В сторону суеверия только расчетливый ум и трезвый подход к делам! С таким настроением Волков направился к бизнес-центру, где через (он сверился с наручными часами) одиннадцать минут его ожидал Анатолий Вересов. Ивану приходилось задирать голову, чтобы различить среди этих построек нужную ему. Дождь злорадно хлестал по лицу, когда зонт немного отклонялся и делал его уязвимым перед непогодой.

Когда он в очередной раз посмотрел ввысь, на уходящее в разверзшееся слезами небо и здание бизнес-центра, ноги наткнулись на какую-то преграду, и Иван ощутил толчок от столкновения с чем-то. И женский крик возмущения.

— Извините, ради бога! — поспешил загладить свою неосторожность он. — Надеюсь, я не причинил вам боли?

Перед ним в коляске сидела наполовину вымокшая девушка неимоверной красоты.
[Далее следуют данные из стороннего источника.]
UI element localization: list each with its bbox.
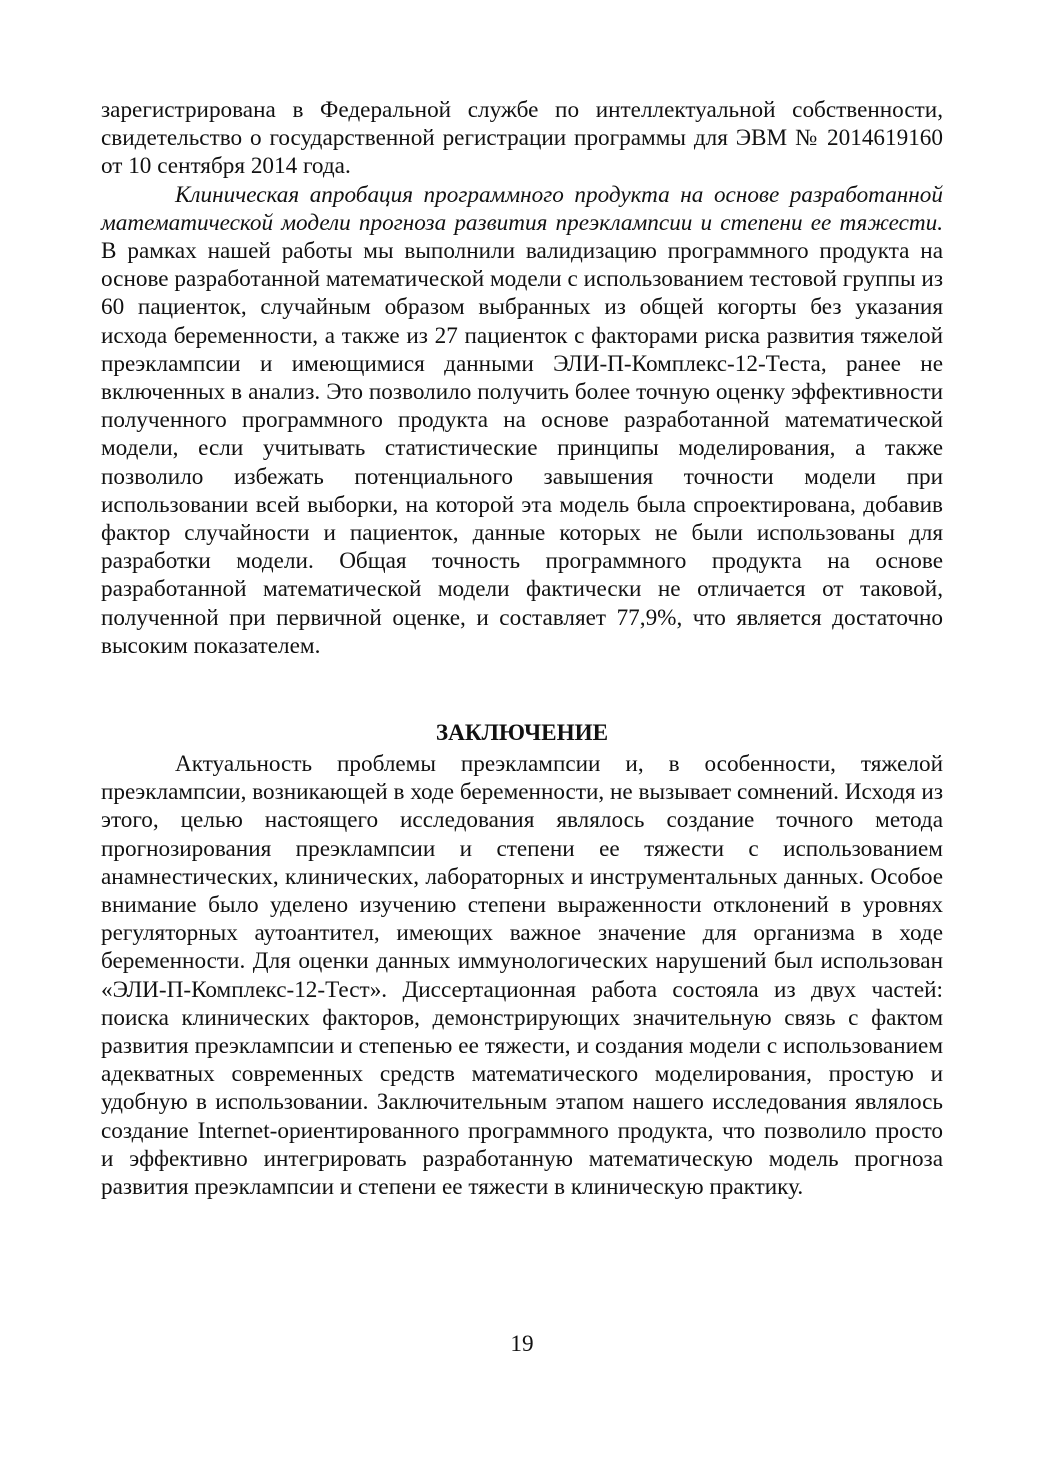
paragraph-clinical-approbation xyxy=(101,181,943,660)
paragraph-italic-lead: Клиническая апробация программного продукта на основе разработанной математической модели прогноза развития преэклампсии и степени ее тяжести. xyxy=(101,181,943,236)
paragraph-body-text: В рамках нашей работы мы выполнили валидизацию программного продукта на основе разработанной математической модели с использованием тестовой группы из 60 пациенток, случайным образом выбранных из общей когорты без указания исхода беременности, а также из 27 пациенток с факторами риска развития тяжелой преэклампсии и имеющимися данными ЭЛИ-П-Комплекс-12-Теста, ранее не включенных в анализ. Это позволило получить более точную оценку эффективности полученного программного продукта на основе разработанной математической модели, если учитывать статистические принципы моделирования, а также позволило избежать потенциального завышения точности модели при использовании всей выборки, на которой эта модель была спроектирована, добавив фактор случайности и пациенток, данные которых не были использованы для разработки модели. Общая точность программного продукта на основе разработанной математической модели фактически не отличается от таковой, полученной при первичной оценке, и составляет 77,9%, что является достаточно высоким показателем. xyxy=(101,238,943,659)
section-heading-conclusion: ЗАКЛЮЧЕНИЕ xyxy=(435,720,609,746)
paragraph-registration: зарегистрирована в Федеральной службе по интеллектуальной собственности, свидетельство о государственной регистрации программы для ЭВМ № 2014619160 от 10 сентября 2014 года. xyxy=(101,97,943,180)
paragraph-conclusion: Актуальность проблемы преэклампсии и, в особенности, тяжелой преэклампсии, возникающей в ходе беременности, не вызывает сомнений. Исходя из этого, целью настоящего исследования являлось создание точного метода прогнозирования преэклампсии и степени ее тяжести с использованием анамнестических, клинических, лабораторных и инструментальных данных. Особое внимание было уделено изучению степени выраженности отклонений в уровнях регуляторных аутоантител, имеющих важное значение для организма в ходе беременности. Для оценки данных иммунологических нарушений был использован «ЭЛИ-П-Комплекс-12-Тест». Диссертационная работа состояла из двух частей: поиска клинических факторов, демонстрирующих значительную связь с фактом развития преэклампсии и степенью ее тяжести, и создания модели с использованием адекватных современных средств математического моделирования, простую и удобную в использовании. Заключительным этапом нашего исследования являлось создание Internet-ориентированного программного продукта, что позволило просто и эффективно интегрировать разработанную математическую модель прогноза развития преэклампсии и степени ее тяжести в клиническую практику. xyxy=(101,751,943,1201)
body-text-conclusion xyxy=(101,750,943,1201)
body-text-top xyxy=(101,96,943,660)
page-number: 19 xyxy=(510,1331,534,1357)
Мокрые сосульки-волосы глубокого каштанового цвета облепили сочное, точно цвета персика, лицо, и только яркие карие глаза улыбались посреди этой чавкающей лужами улицы, по которой неслись деловые люди, ненавидя дождь.

— Ничего страшного, можете идти дальше, — вполголоса ответила она, робкая улыбка согнала с лица возмущение его оплошностью.

Волков уже хотел было так и сделать, ведь осталось девять минут до встречи. Но ноги примерзли к мокрому асфальту. Совсем вымокла! Он не мог просто пройти мимо, когда девушка промокла до нитки под ливнем, да еще и инвалид.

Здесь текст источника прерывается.